The oldest known U.S. wild bird, a 60 year-old Laysan albatross named Wisdom, is a new mother. The bird, which has likely logged 50,000 miles per year in flight as an adult, returned to Midway Atoll to nest and was spotted a few weeks ago with a new chick by a U.S. Fish and Wildlife Service biologist.
The bird has worn out 5 bird bands since she was first banded by U.S. Geological Survey scientist Chandler Robbins in 1956 while incubating an egg. Chandler named her Wisdon and rediscovered her 45 years later in 2001. In 1956, he estimated Wisdom to be at least 5 years old (the earliest age at which these birds breed) though they more typically breed at 8 or 9 after an involved courtship lasting several years.
“She looks great,” said Bruce Peterjohn, the chief of the North American Bird Banding Program at the USGS Patuxent Wildlife Research Center in Laurel, Maryland. “And she is now the oldest wild bird documented in the 90-year history of our USGS-FWS and Canadian bird banding program,” he added. “To know that she can still successfully raise young at age 60-plus, is beyond words. While the process of banding a bird has not changed greatly during the past century, the information provided by species marked with a simple numbered metal band has transformed our knowledge of birds.”
Wisdom, Peterjohn said, has likely raised at least 30 to 35 chicks during her breeding life, though the number may well be higher because experienced parents tend to be better parents than younger breeders. Albatross lay only one egg a year, but it takes much of a year to incubate and raise the chick. After years in which they have successfully raised and fledged a chick, the parents may take the occasional next year off from parenting. Klavitter said that Wisdom also nested in 2006, 2008, 2009 and 2010.
And since adult albatross mate for life, with both parents raising the young, it makes one wonder if Wisdom has had the same partner all these years or not.
Almost as amazing as being a parent at 60 is the number of miles this bird has flown — at least 2 to 3 million miles since she was first banded. Or, to put it another way, that’s 4 to 6 trips from the Earth to the Moon and back again with plenty of miles to spare.

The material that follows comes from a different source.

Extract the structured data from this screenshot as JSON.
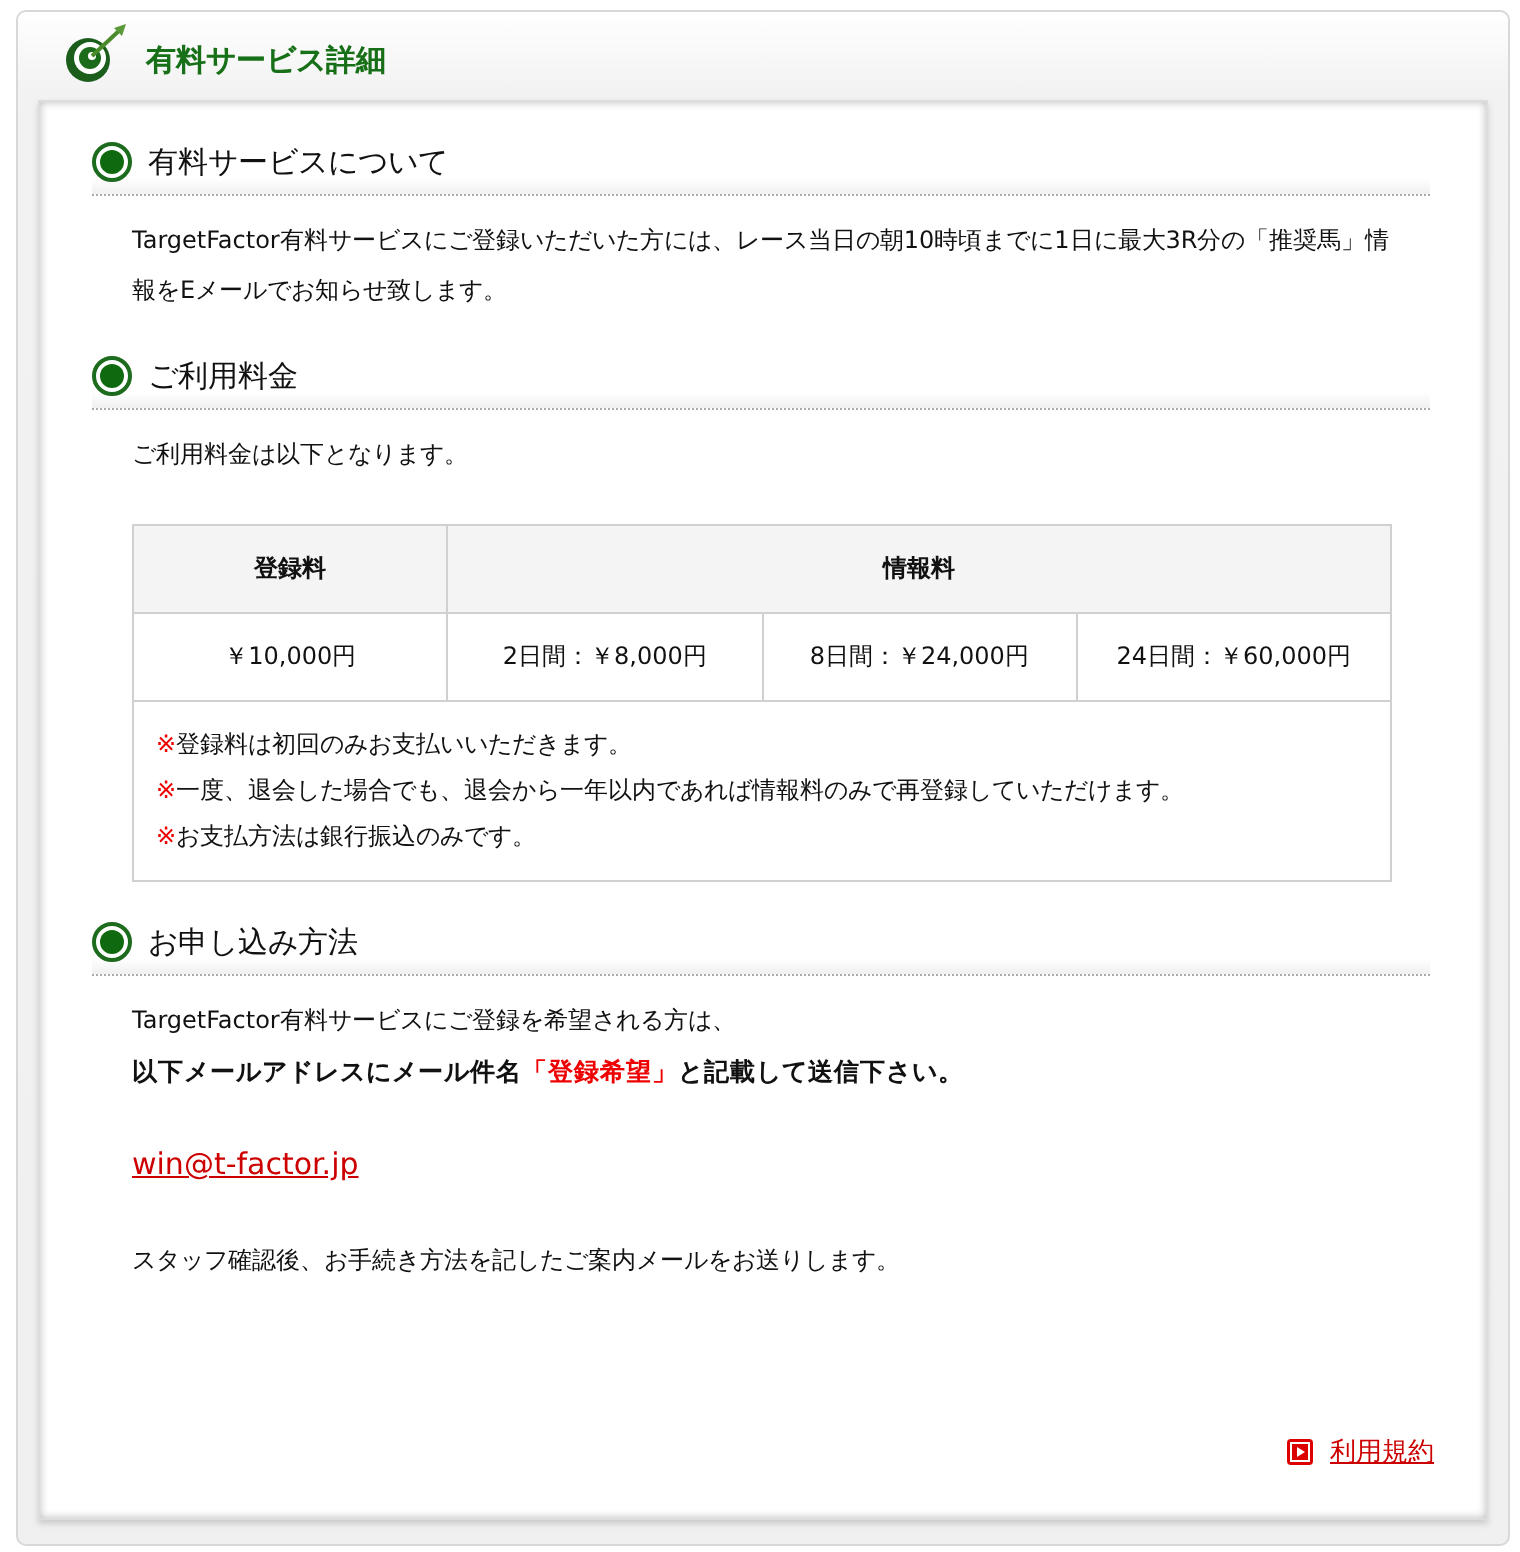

One reason for all these miles is that Laysan albatross spend the first 3 to 5 years after fledging at sea, never touching land. Then they return to breed in the northwestern Hawaiian Island chain although some of their feeding grounds are off the coast of western North America, including the Gulf of Alaska. In the non-breeding part of the year, the albatross remains in flight –and scientists believe, often even sleeps while flying over the ocean.
In addition to establishing longevity records, bird banding data documents migratory patterns, provides critical harvest and survival information used to manage populations of migratory game birds, and supports research activities on many issues from toxicology to disease transmission and behavior. Since 1920, approximately 64.5 million birds have been banded by this Interior Department-Canadian Wildlife Service program, and of those, nearly 4.5 million bands have been recovered.